При такой вольной жизни и таких доходах мужчина впадает в то расслабленное состояние, когда его можно брать голого. Первым это ощутил верный пес Рюм, когда хозяин и «какая-то Кисочка» не пустили на кровать. И первым испытал перемены жизни тоже он, когда понял, что бизнес стал расширяться в части расходов, а женщины смотрят в корень и сосут до косточки. Хозяин стал озабоченно-веселым и все приговаривал: «Любовь требует времени, а секс – места… Ни того, ни другого, Рюм, у нас с тобой нет – будем строиться…».
Утешением для Рюма стало то, что «кисочки, рыбоньки, лапоньки, белочки…» всегда практичны и «за пустой тарой не бегают…». А с учетом темпов строительства и сезонности чувственных позывов, можно было надеяться что зимой, по крайней мере, место «в ногах» на хозяйской кровати для хвостатого компаньона сохранится. Не будь угрюм.

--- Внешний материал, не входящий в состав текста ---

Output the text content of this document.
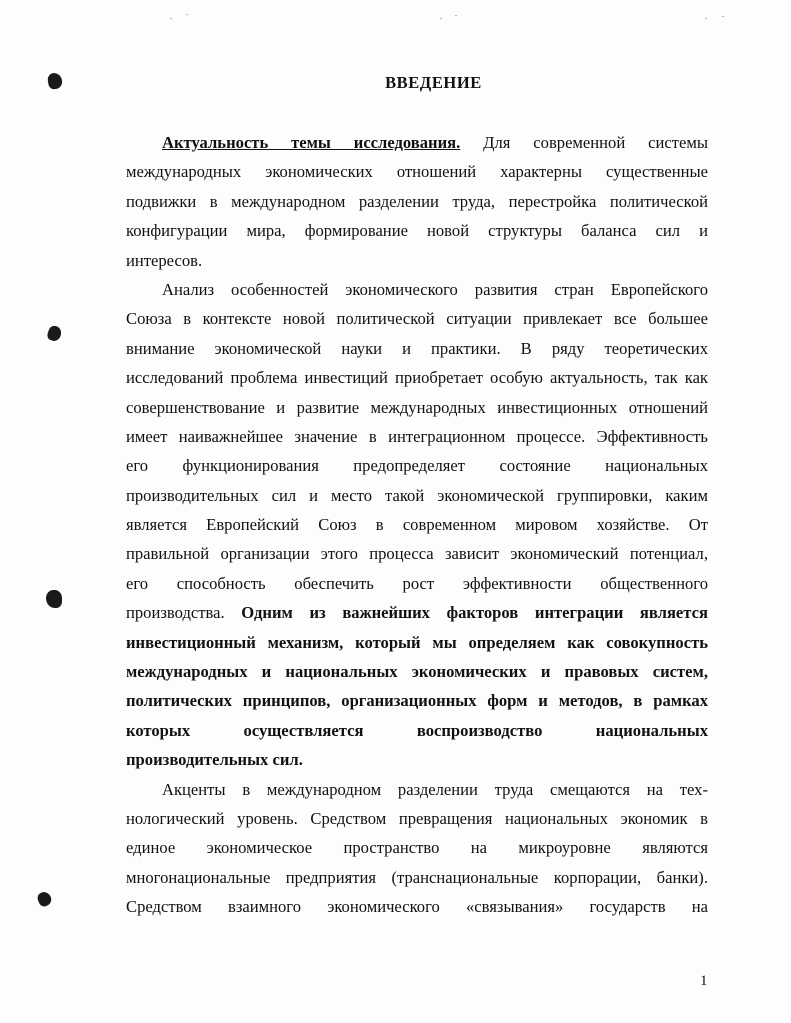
ВВЕДЕНИЕ
Актуальность темы исследования. Для современной системы
международных экономических отношений характерны существенные
подвижки в международном разделении труда, перестройка политической
конфигурации мира, формирование новой структуры баланса сил и
интересов.
Анализ особенностей экономического развития стран Европейского
Союза в контексте новой политической ситуации привлекает все большее
внимание экономической науки и практики. В ряду теоретических
исследований проблема инвестиций приобретает особую актуальность, так как
совершенствование и развитие международных инвестиционных отношений
имеет наиважнейшее значение в интеграционном процессе. Эффективность
его функционирования предопределяет состояние национальных
производительных сил и место такой экономической группировки, каким
является Европейский Союз в современном мировом хозяйстве. От
правильной организации этого процесса зависит экономический потенциал,
его способность обеспечить рост эффективности общественного
производства. Одним из важнейших факторов интеграции является
инвестиционный механизм, который мы определяем как совокупность
международных и национальных экономических и правовых систем,
политических принципов, организационных форм и методов, в рамках
которых осуществляется воспроизводство национальных
производительных сил.
Акценты в международном разделении труда смещаются на тех-
нологический уровень. Средством превращения национальных экономик в
единое экономическое пространство на микроуровне являются
многонациональные предприятия (транснациональные корпорации, банки).
Средством взаимного экономического «связывания» государств на
1
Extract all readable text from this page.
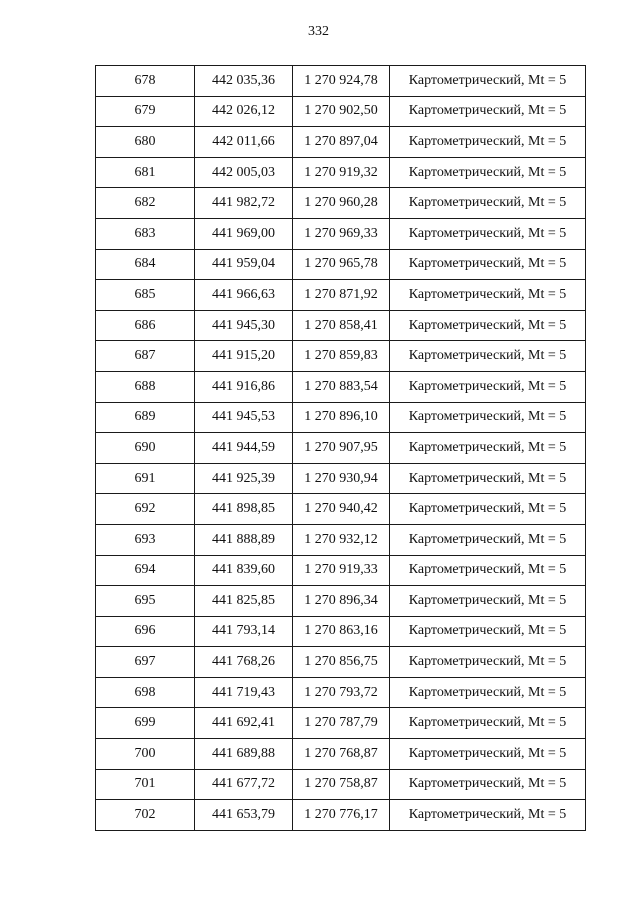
332
678	442 035,36	1 270 924,78	Картометрический, Mt = 5
679	442 026,12	1 270 902,50	Картометрический, Mt = 5
680	442 011,66	1 270 897,04	Картометрический, Mt = 5
681	442 005,03	1 270 919,32	Картометрический, Mt = 5
682	441 982,72	1 270 960,28	Картометрический, Mt = 5
683	441 969,00	1 270 969,33	Картометрический, Mt = 5
684	441 959,04	1 270 965,78	Картометрический, Mt = 5
685	441 966,63	1 270 871,92	Картометрический, Mt = 5
686	441 945,30	1 270 858,41	Картометрический, Mt = 5
687	441 915,20	1 270 859,83	Картометрический, Mt = 5
688	441 916,86	1 270 883,54	Картометрический, Mt = 5
689	441 945,53	1 270 896,10	Картометрический, Mt = 5
690	441 944,59	1 270 907,95	Картометрический, Mt = 5
691	441 925,39	1 270 930,94	Картометрический, Mt = 5
692	441 898,85	1 270 940,42	Картометрический, Mt = 5
693	441 888,89	1 270 932,12	Картометрический, Mt = 5
694	441 839,60	1 270 919,33	Картометрический, Mt = 5
695	441 825,85	1 270 896,34	Картометрический, Mt = 5
696	441 793,14	1 270 863,16	Картометрический, Mt = 5
697	441 768,26	1 270 856,75	Картометрический, Mt = 5
698	441 719,43	1 270 793,72	Картометрический, Mt = 5
699	441 692,41	1 270 787,79	Картометрический, Mt = 5
700	441 689,88	1 270 768,87	Картометрический, Mt = 5
701	441 677,72	1 270 758,87	Картометрический, Mt = 5
702	441 653,79	1 270 776,17	Картометрический, Mt = 5
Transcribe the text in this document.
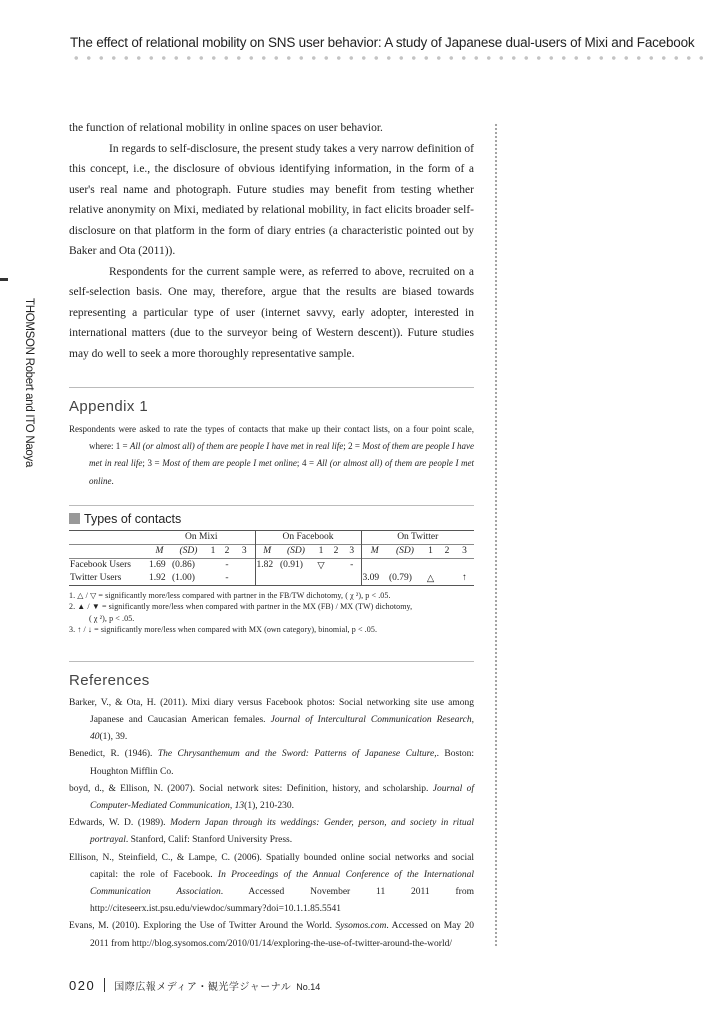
The effect of relational mobility on SNS user behavior: A study of Japanese dual-users of Mixi and Facebook
THOMSON Robert and ITO Naoya

the function of relational mobility in online spaces on user behavior.

In regards to self-disclosure, the present study takes a very narrow definition of this concept, i.e., the disclosure of obvious identifying information, in the form of a user's real name and photograph. Future studies may benefit from testing whether relative anonymity on Mixi, mediated by relational mobility, in fact elicits broader self-disclosure on that platform in the form of diary entries (a characteristic pointed out by Baker and Ota (2011)).

Respondents for the current sample were, as referred to above, recruited on a self-selection basis. One may, therefore, argue that the results are biased towards representing a particular type of user (internet savvy, early adopter, interested in international matters (due to the surveyor being of Western descent)). Future studies may do well to seek a more thoroughly representative sample.

Appendix 1

Respondents were asked to rate the types of contacts that make up their contact lists, on a four point scale, where: 1 = All (or almost all) of them are people I have met in real life; 2 = Most of them are people I have met in real life; 3 = Most of them are people I met online; 4 = All (or almost all) of them are people I met online.

Types of contacts
	On Mixi					On Facebook					On Twitter				
	M	(SD)	1	2	3	M	(SD)	1	2	3	M	(SD)	1	2	3
Facebook Users	1.69	(0.86)		-		1.82	(0.91)	▽		-					
Twitter Users	1.92	(1.00)		-							3.09	(0.79)	△		↑

1. △ / ▽ = significantly more/less compared with partner in the FB/TW dichotomy, ( χ ²), p < .05.

2. ▲ / ▼ = significantly more/less when compared with partner in the MX (FB) / MX (TW) dichotomy,

( χ ²), p < .05.

3. ↑ / ↓ = significantly more/less when compared with MX (own category), binomial, p < .05.

References

Barker, V., & Ota, H. (2011). Mixi diary versus Facebook photos: Social networking site use among Japanese and Caucasian American females. Journal of Intercultural Communication Research, 40(1), 39.

Benedict, R. (1946). The Chrysanthemum and the Sword: Patterns of Japanese Culture,. Boston: Houghton Mifflin Co.

boyd, d., & Ellison, N. (2007). Social network sites: Definition, history, and scholarship. Journal of Computer-Mediated Communication, 13(1), 210-230.

Edwards, W. D. (1989). Modern Japan through its weddings: Gender, person, and society in ritual portrayal. Stanford, Calif: Stanford University Press.

Ellison, N., Steinfield, C., & Lampe, C. (2006). Spatially bounded online social networks and social capital: the role of Facebook. In Proceedings of the Annual Conference of the International Communication Association. Accessed November 11 2011 from http://citeseerx.ist.psu.edu/viewdoc/summary?doi=10.1.1.85.5541

Evans, M. (2010). Exploring the Use of Twitter Around the World. Sysomos.com. Accessed on May 20 2011 from http://blog.sysomos.com/2010/01/14/exploring-the-use-of-twitter-around-the-world/

020 国際広報メディア・観光学ジャーナル No.14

В стране этим временем шла смена мэров, председателей и президентов, посредством отстрела или выезда их за границу. Участковые милиционеры и школьные учителя потеряли привычно-советские ориентиры и растерялись, от насмешек малолетних и жалостливого презрения власти… но остались патриотами. С похудевшими лица– фигурами, правда…
Кумачовые советские лозунги поперек улиц заменили на рекламно-неоновые трусики и лифчики выше домов… Города и проулки замусорились парусами дырявых газет и кучками плутающих демонстрантов… Дрались за флаги, рвали из рук и на полосы, топтали ногами и жгли… Шалели от демократии и свободы, и стреляли фейерверками в тишину неба и звезды, будто и звезды надо было сбивать, как лампочки… Спиртное стали разливать в пластик. Бизнес кончился. Стеклянная тара росла горой.
Леха понял, что надо маскироваться в бутылочный цвет и начал копать траншеи под фундамент. Это напомнило ему курсантские будни и рытье окопов, отвлекало от мрачных мыслей. Он снова напевал и насвистывал: «ягода-малина, я тебя любила…». Но он еще сам не верил, что строит дом.
Строительство затянулось на все перестроечные годы. Дом из бутылок особенно нравился Рюму утром, когда стены ловили солнечные лучи и разбрызгивал их на цвета радуги, медленно от этого нагреваясь.
Но дом притягивал не только осколки света, но и осколки жизни. Сначала Леха привел бывшего летчика. Его встретили они с Рюмом в кафе-пельменной у вокзала. Шел дождь. Хозяину хотелось горячего, а верному псу – сухого тепла под столом. Незнакомец был одет прилично, но сидел одиноко. На внимательный взгляд хозяина собаки кивнул и спросил:
– Служил?
Леха-хозяин ответил откровенно и коротко:
– Спецназ.
Незнакомец протянул руку:
– СУ– 27, летчик. Служил на Байкале, вернулся на Украину. Не прижился нигде…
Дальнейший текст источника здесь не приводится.